‘Return’ is the theme of the summer for me (not in the equivocal sense!). I’ve worked out how to turn my doctoral dissertation into a book, and I seem to have the stomach for writing it now, too, so I’m returning to some familiar material and of course taking quite a new angle. I’m heading to Italy to do some archival research—back to Italy, back into archives after what feels like a long break. I’ve also been revisiting one of the primary sources I began to look at during my Marie Curie fellowship. (One of the chapters I’d planned to include in a monograph on music & eroticism in 16th-century Rome that I think will fit better in the villotta book.) I’m racing to have my introduction, sample chapter and book proposal ready to send off by the time teaching resumes in early September. Gulp.

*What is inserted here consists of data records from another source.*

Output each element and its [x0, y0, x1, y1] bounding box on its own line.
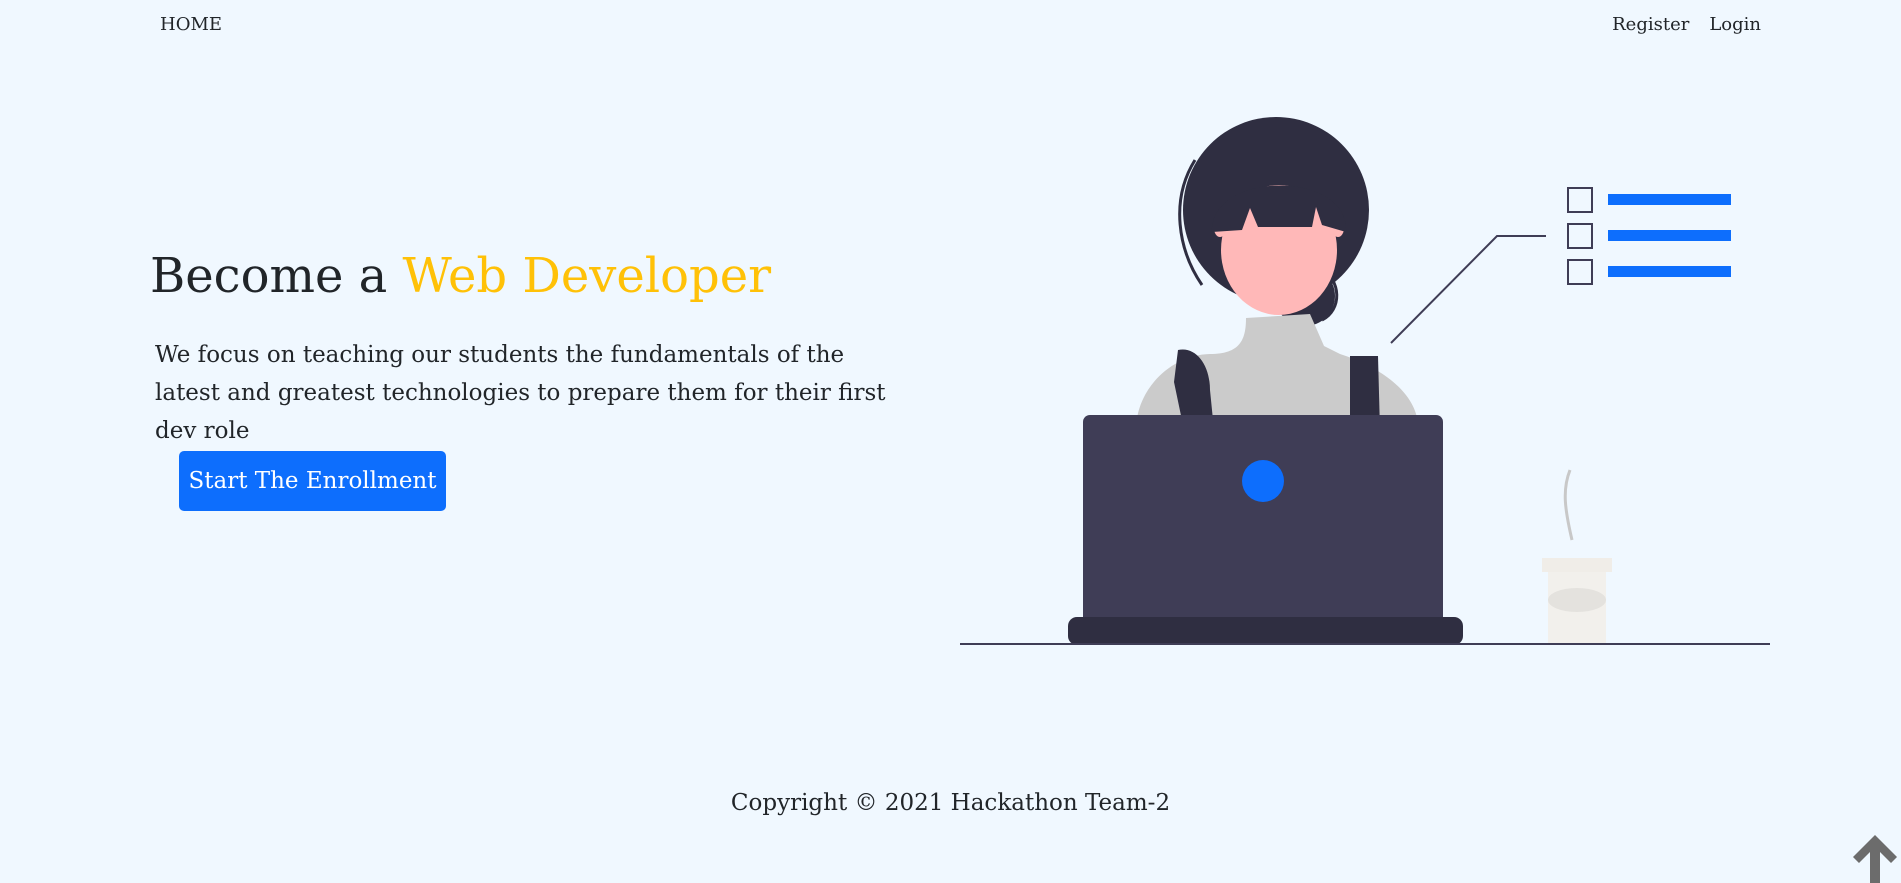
- hero-title: Become a Web Developer: [150, 246, 771, 306]
- hero-title-accent: Web Developer: [402, 248, 772, 304]
- hero-description: We focus on teaching our students the fu…: [155, 342, 886, 444]
- nav-login-link[interactable]: Login: [1709, 14, 1761, 35]
- woman-at-laptop-illustration: [960, 117, 1770, 645]
- copyright-text: Copyright © 2021 Hackathon Team-2: [730, 790, 1171, 816]
- hero-title-prefix: Become a: [150, 248, 403, 304]
- nav-home-link[interactable]: HOME: [160, 14, 222, 35]
- start-enrollment-button[interactable]: Start The Enrollment: [179, 451, 446, 511]
- nav-auth-links: Register Login: [1612, 14, 1761, 35]
- page: HOME Register Login Become a Web Develop…: [0, 0, 1901, 883]
- arrow-up-icon[interactable]: [1849, 831, 1901, 883]
- nav-register-link[interactable]: Register: [1612, 14, 1689, 35]
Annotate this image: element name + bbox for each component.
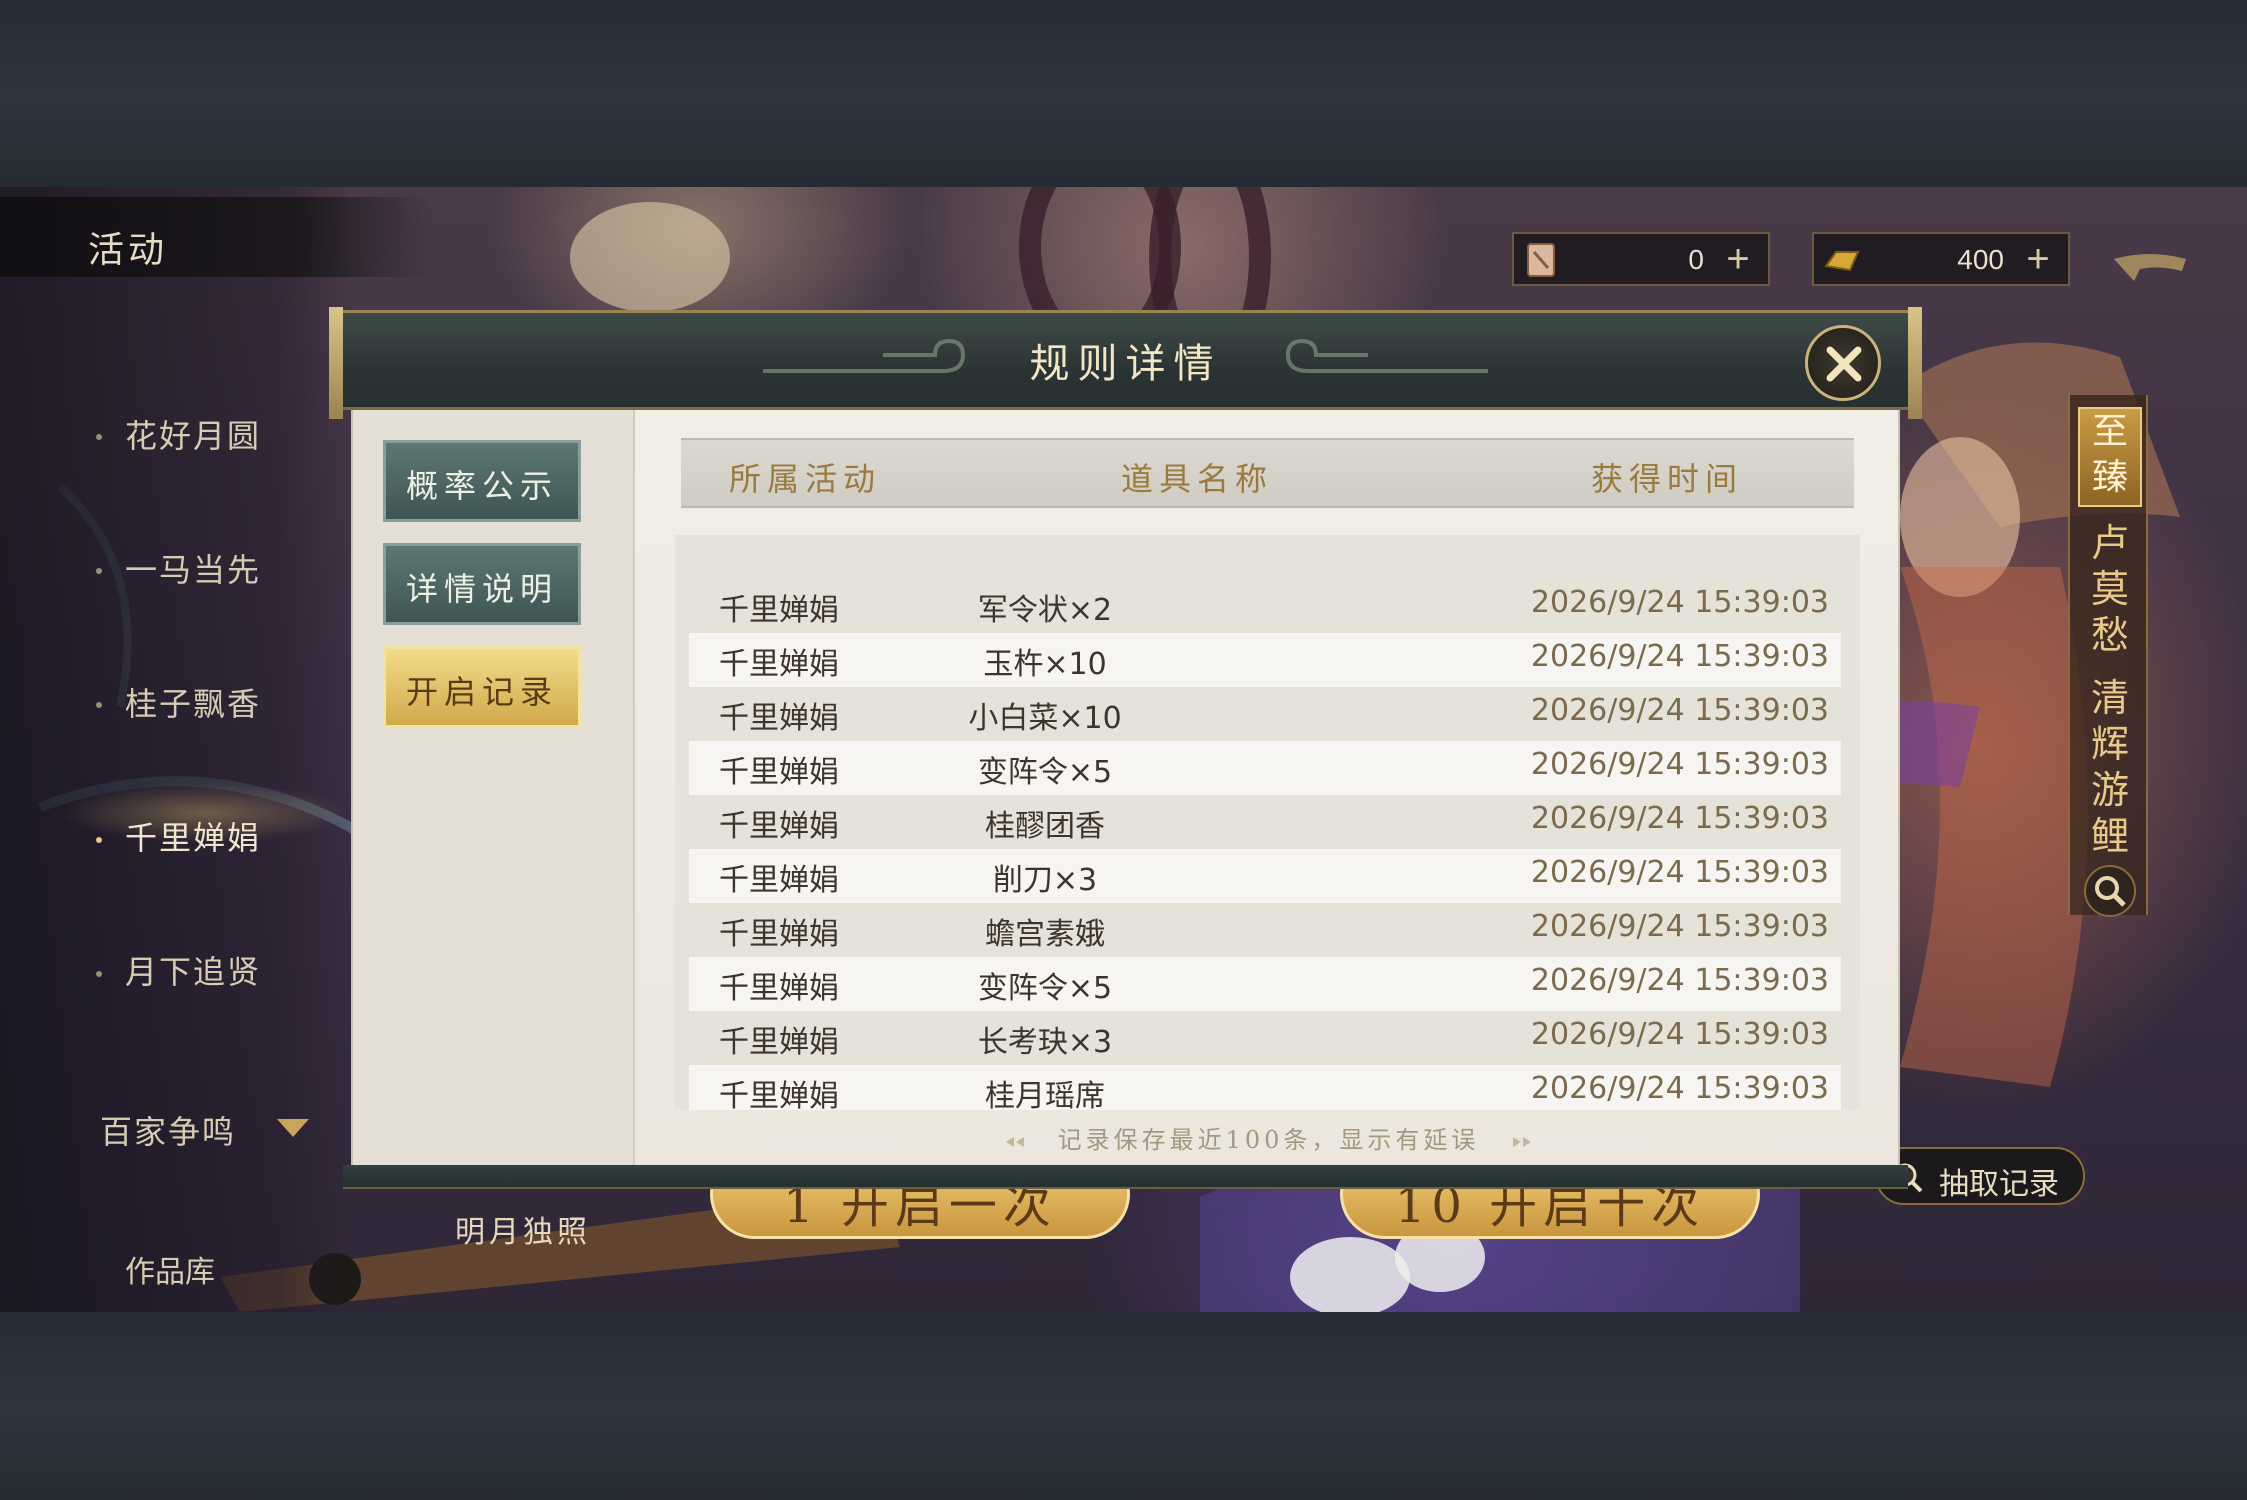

My contribution to Sexualities, Textualities, Art and Music in Early Modern Italy ed. Melanie L. Marshall, Linda L. Carroll and Katherine A. McIver (Ashgate, 2014) is now available to the public courtesy of UCC’s institutional repository. Please do download and read it!
‘I will do what I want’, so Toni, a young woman, informs her father about his plans for her marital future. This line from a sixteenth-century villotta by a little-known actor-musician, Alvise Castellino, confounds much of the scholarly consensus around early modern female autonomy. Popular entertainment like Castellino’s villotte bears out the findings of recent archival studies by Linda L. Carroll, and Emlyn Eisenach, that women from the lower echelons of society had significant input into their marriages. Castellino appears to have specialised in solo performances of multi-character songs, and his women characters are outspoken and challenge patriarchal norms. His 1541 collection of villotte—his only known publication, and the only collection of its type to contain so many songs with women’s speech—was dedicated to Duke Ercole II d’Este and may have had particular significance at the ducal court of Ferrara, where the duke and Duchess Renée de France were engaged in battles over her authority and speech. The comic treatment of songs in women’s voice resonates with the fraught relationship between the duke and duchess, in particular Ercole’s struggle to control René and thereby control his relationship with France.